Monday, January 21, 2013

Arcadia by Lauren Groff

State: New York (Upstate) - 3 of 52
Baked good: Raw citrus cheesecake

ArcadiaArcadia by Lauren Groff
My rating: 3 of 5 stars
Why I read it: I've had this on my to-read list for a while, but the fact that it was listed on the Tournament of Books pushed me into moving it up on the list.

As a librarian, one of the worst sins to encounter in writing is using someone else's work without crediting it. Groff has some very poetic language in parts of this book, an element of the novel that many reviewers keep mentioning as one of the good parts. Too bad it isn't always hers. She must have used the "center cannot hold" at least twice, it may have been three times. A nice concept. I think Yeats thought so too, when he wrote it. There are multiple moments like this that took me out of the story in annoyance, not just Yeats.

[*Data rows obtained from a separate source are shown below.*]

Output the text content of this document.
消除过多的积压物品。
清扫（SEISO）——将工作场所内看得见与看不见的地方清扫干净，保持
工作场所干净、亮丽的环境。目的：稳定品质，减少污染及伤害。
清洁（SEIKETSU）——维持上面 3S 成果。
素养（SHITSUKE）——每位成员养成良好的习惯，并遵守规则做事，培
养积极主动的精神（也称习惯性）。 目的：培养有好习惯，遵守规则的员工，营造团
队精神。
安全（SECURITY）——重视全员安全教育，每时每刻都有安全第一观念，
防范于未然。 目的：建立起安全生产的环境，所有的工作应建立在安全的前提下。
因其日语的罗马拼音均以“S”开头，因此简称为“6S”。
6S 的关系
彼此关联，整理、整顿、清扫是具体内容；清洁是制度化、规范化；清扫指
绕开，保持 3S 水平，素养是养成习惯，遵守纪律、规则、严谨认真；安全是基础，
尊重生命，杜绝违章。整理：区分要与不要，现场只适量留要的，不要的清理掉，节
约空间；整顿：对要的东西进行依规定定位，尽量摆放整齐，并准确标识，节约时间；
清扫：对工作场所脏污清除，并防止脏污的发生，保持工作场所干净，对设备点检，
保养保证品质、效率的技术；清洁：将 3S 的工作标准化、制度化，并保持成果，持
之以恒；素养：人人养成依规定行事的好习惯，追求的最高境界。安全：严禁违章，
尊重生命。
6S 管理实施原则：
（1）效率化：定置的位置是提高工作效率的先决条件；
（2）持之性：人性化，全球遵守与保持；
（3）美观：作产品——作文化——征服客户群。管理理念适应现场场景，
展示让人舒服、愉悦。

That said, I'm a sucker for a commune story. I went through a phase of reading novels, memoirs, and studies of communal societies, and have visited several in the United States - New Harmony, IN; Amana, IA; the Shaker Village in Pleasantburg, KY.... it is something that will always be interesting to me. The novel focuses on four stages of Bit, a child born to wandering hippies just as approach property inherited by one of their members in upstate New York. First his young childhood, then his early teen years as the commune predictably falls apart, then his life as a new father in Manhattan, right after the towers fall, and then with his aging parents.

I enjoyed the details of Arcadia - the floury air from baking their own bread, the soy-everything diet, the unwashed bodies, the failed attempts at democracy. It was easy to picture, and I was grateful for the lack of religious undertones for once. I feel like the author took the easy way out in having a central male leader figure, but perhaps some things are stereotypes because they are true. In that case, she is forgiven for the pot as well.

The last section of the four, trying to portray a world facing down pending disaster of spreading disease, was her least believable story. The irony is that it gives a weight to the importance of living off the land, while having shown how difficult it is to make an alternate society work in the long-term.